Objective: In 2 studies, we examined the ability of dietary protein and potassium to predict markers of bone metabolism.
Design: In the first study, 8 pairs of male identical twins were assigned to 1 of 2 groups: bed rest (sedentary, or SED, group) or bed rest with supine treadmill exercise in a lower-body negative pressure chamber (EX group). In a second study, groups of 4 subjects lived in a closed chamber for 60 or 91 d, and dietary data were collected for two or three 5-d sessions. Urinary calcium, N-telopeptide, and pyridinium cross-links were measured before bed rest; on bed rest days 5-6, 12-13, 19-20, and 26-27; and daily during the chamber studies. Data were analyzed by Pearson's correlation (P < 0.05).

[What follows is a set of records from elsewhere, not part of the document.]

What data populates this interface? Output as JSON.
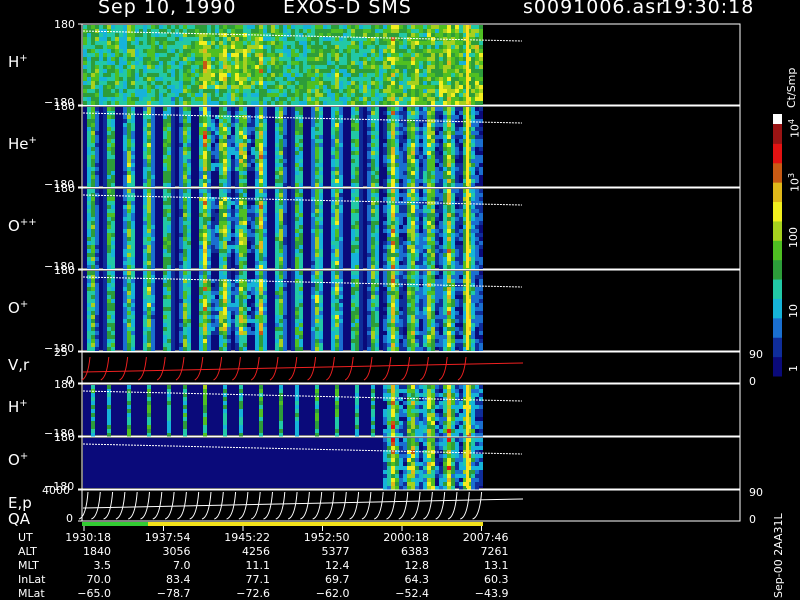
{
  "header": {
    "date": "Sep 10, 1990",
    "instrument": "EXOS-D SMS",
    "file": "s0091006.asr",
    "time": "19:30:18"
  },
  "chart_data": {
    "type": "heatmap",
    "panels": [
      {
        "label": "H",
        "charge": "+",
        "ytop": "180",
        "ybot": "−180"
      },
      {
        "label": "He",
        "charge": "+",
        "ytop": "180",
        "ybot": "−180"
      },
      {
        "label": "O",
        "charge": "++",
        "ytop": "180",
        "ybot": "−180"
      },
      {
        "label": "O",
        "charge": "+",
        "ytop": "180",
        "ybot": "−180"
      },
      {
        "label": "V,r",
        "charge": "",
        "ytop": "25",
        "ybot": "0",
        "rtop": "90",
        "rbot": "0"
      },
      {
        "label": "H",
        "charge": "+",
        "ytop": "180",
        "ybot": "−180"
      },
      {
        "label": "O",
        "charge": "+",
        "ytop": "180",
        "ybot": "−180"
      },
      {
        "label": "E,p",
        "label2": "QA",
        "charge": "",
        "ytop": "4000",
        "ybot": "0",
        "rtop": "90",
        "rbot": "0"
      }
    ],
    "colorbar": {
      "unit": "Ct/Smp",
      "ticks": [
        {
          "label": "1",
          "sup": ""
        },
        {
          "label": "10",
          "sup": ""
        },
        {
          "label": "100",
          "sup": ""
        },
        {
          "label": "10",
          "sup": "3"
        },
        {
          "label": "10",
          "sup": "4"
        }
      ]
    },
    "footer": {
      "labels": [
        "UT",
        "ALT",
        "MLT",
        "InLat",
        "MLat"
      ],
      "columns": [
        [
          "1930:18",
          "1840",
          "3.5",
          "70.0",
          "−65.0"
        ],
        [
          "1937:54",
          "3056",
          "7.0",
          "83.4",
          "−78.7"
        ],
        [
          "1945:22",
          "4256",
          "11.1",
          "77.1",
          "−72.6"
        ],
        [
          "1952:50",
          "5377",
          "12.4",
          "69.7",
          "−62.0"
        ],
        [
          "2000:18",
          "6383",
          "12.8",
          "64.3",
          "−52.4"
        ],
        [
          "2007:46",
          "7261",
          "13.1",
          "60.3",
          "−43.9"
        ]
      ]
    },
    "side_label": "Sep-00  2AA31L"
  }
}
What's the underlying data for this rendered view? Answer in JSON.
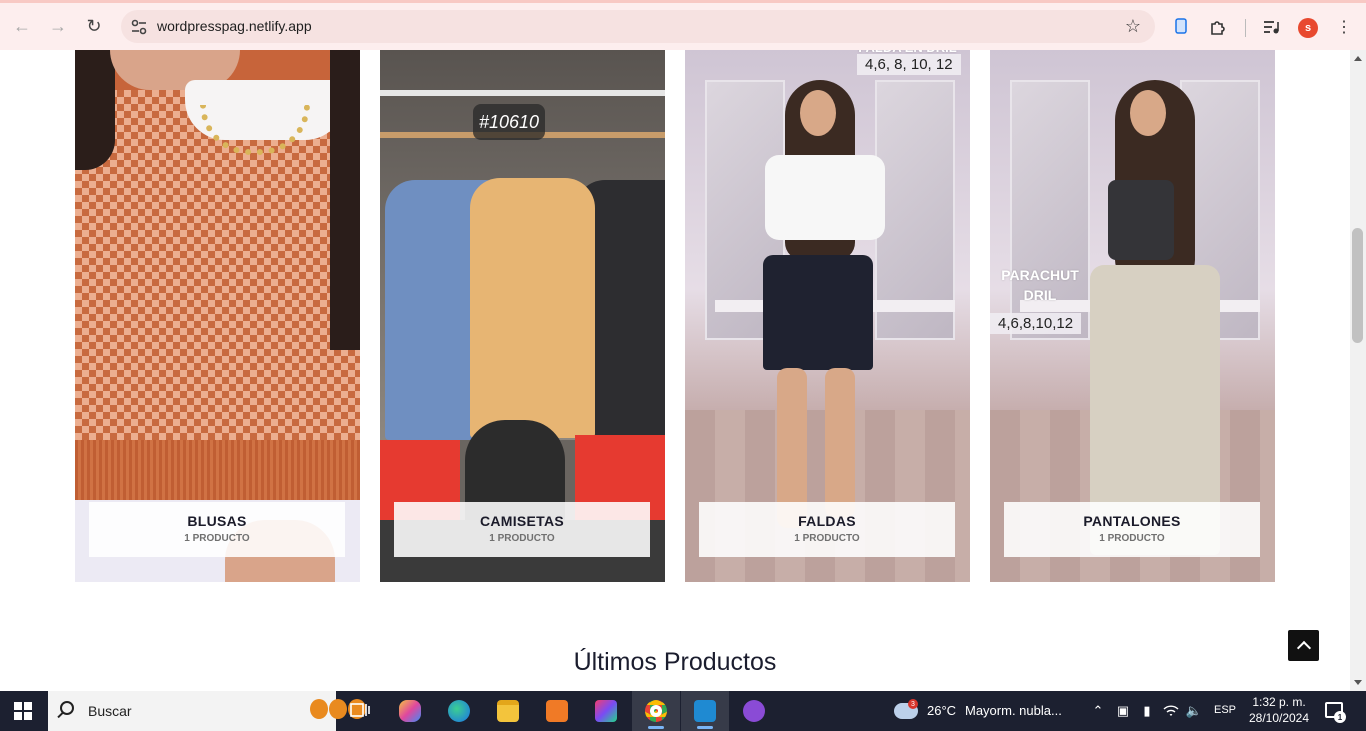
{
  "browser": {
    "url": "wordpresspag.netlify.app",
    "profile_initial": "s"
  },
  "categories": [
    {
      "name": "BLUSAS",
      "count": "1 PRODUCTO"
    },
    {
      "name": "CAMISETAS",
      "count": "1 PRODUCTO"
    },
    {
      "name": "FALDAS",
      "count": "1 PRODUCTO"
    },
    {
      "name": "PANTALONES",
      "count": "1 PRODUCTO"
    }
  ],
  "overlays": {
    "camisetas_tag": "#10610",
    "faldas_title": "FALDA EN DRIL",
    "faldas_sizes": "4,6, 8, 10, 12",
    "pantalones_title_line1": "PARACHUT",
    "pantalones_title_line2": "DRIL",
    "pantalones_sizes": "4,6,8,10,12"
  },
  "section": {
    "title": "Últimos Productos"
  },
  "taskbar": {
    "search_placeholder": "Buscar",
    "weather_temp": "26°C",
    "weather_desc": "Mayorm. nubla...",
    "weather_badge": "3",
    "language": "ESP",
    "time": "1:32 p. m.",
    "date": "28/10/2024",
    "notification_count": "1"
  },
  "colors": {
    "chrome_bg": "#fdeeee",
    "taskbar_bg": "#1c2030",
    "back_to_top_bg": "#111111",
    "profile_bg": "#e8492f"
  }
}
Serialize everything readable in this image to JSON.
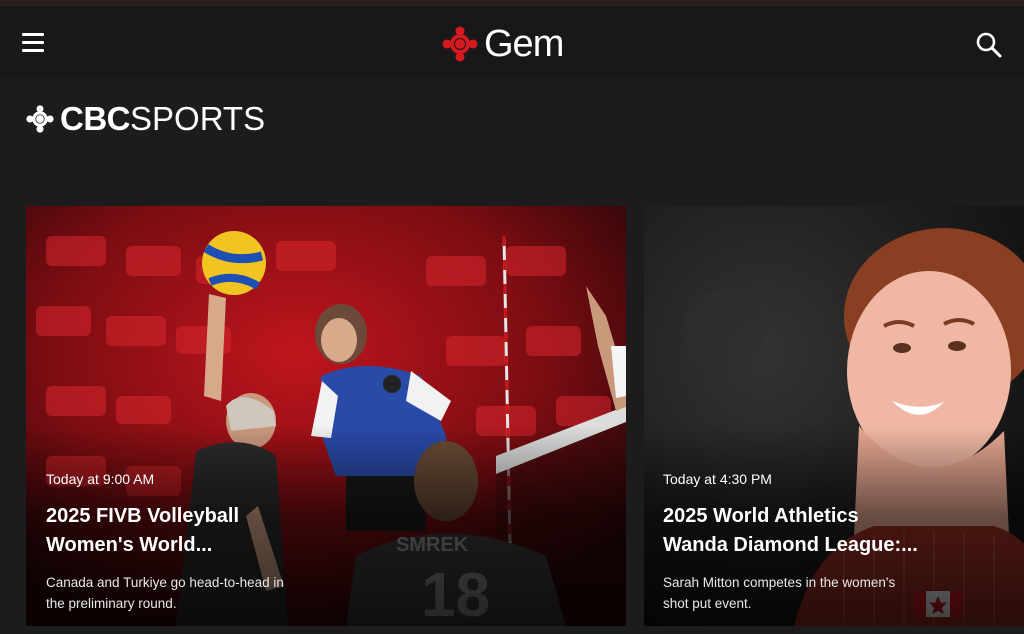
{
  "header": {
    "app_name": "Gem",
    "menu_icon": "hamburger-menu-icon",
    "search_icon": "search-icon",
    "logo_icon": "cbc-gem-logo-icon"
  },
  "section": {
    "brand_bold": "CBC",
    "brand_light": "SPORTS"
  },
  "cards": [
    {
      "time": "Today at 9:00 AM",
      "title_line1": "2025 FIVB Volleyball",
      "title_line2": "Women's World...",
      "desc_line1": "Canada and Turkiye go head-to-head in",
      "desc_line2": "the preliminary round."
    },
    {
      "time": "Today at 4:30 PM",
      "title_line1": "2025 World Athletics",
      "title_line2": "Wanda Diamond League:...",
      "desc_line1": "Sarah Mitton competes in the women's",
      "desc_line2": "shot put event."
    }
  ],
  "colors": {
    "background": "#1c1c1c",
    "header": "#181818",
    "cbc_red": "#d71920",
    "arena_red": "#b8141c"
  }
}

Results: The ratio of animal protein intake to potassium intake was significantly correlated with N-telopeptide in the SED group during bed rest weeks 3 and 4 (r = 0.77 and 0.80) and during the 91-d chamber study (r = 0.75). The ratio of animal protein intake to potassium intake was positively correlated with pyridinium cross-links before bed rest in the EX group (r = 0.83), in the EX group during bed rest week 1 (r = 0.84), and in the SED group during bed rest week 2 (r = 0.72) but not during either chamber study. In both studies, these relations were not significant with the ratio of vegetable protein intake to potassium intake.
Conclusions: The ratio of animal protein intake to potassium intake may affect bone in ambulatory and bed-rest subjects. Changing this ratio may help to prevent bone loss on Earth and during space flight.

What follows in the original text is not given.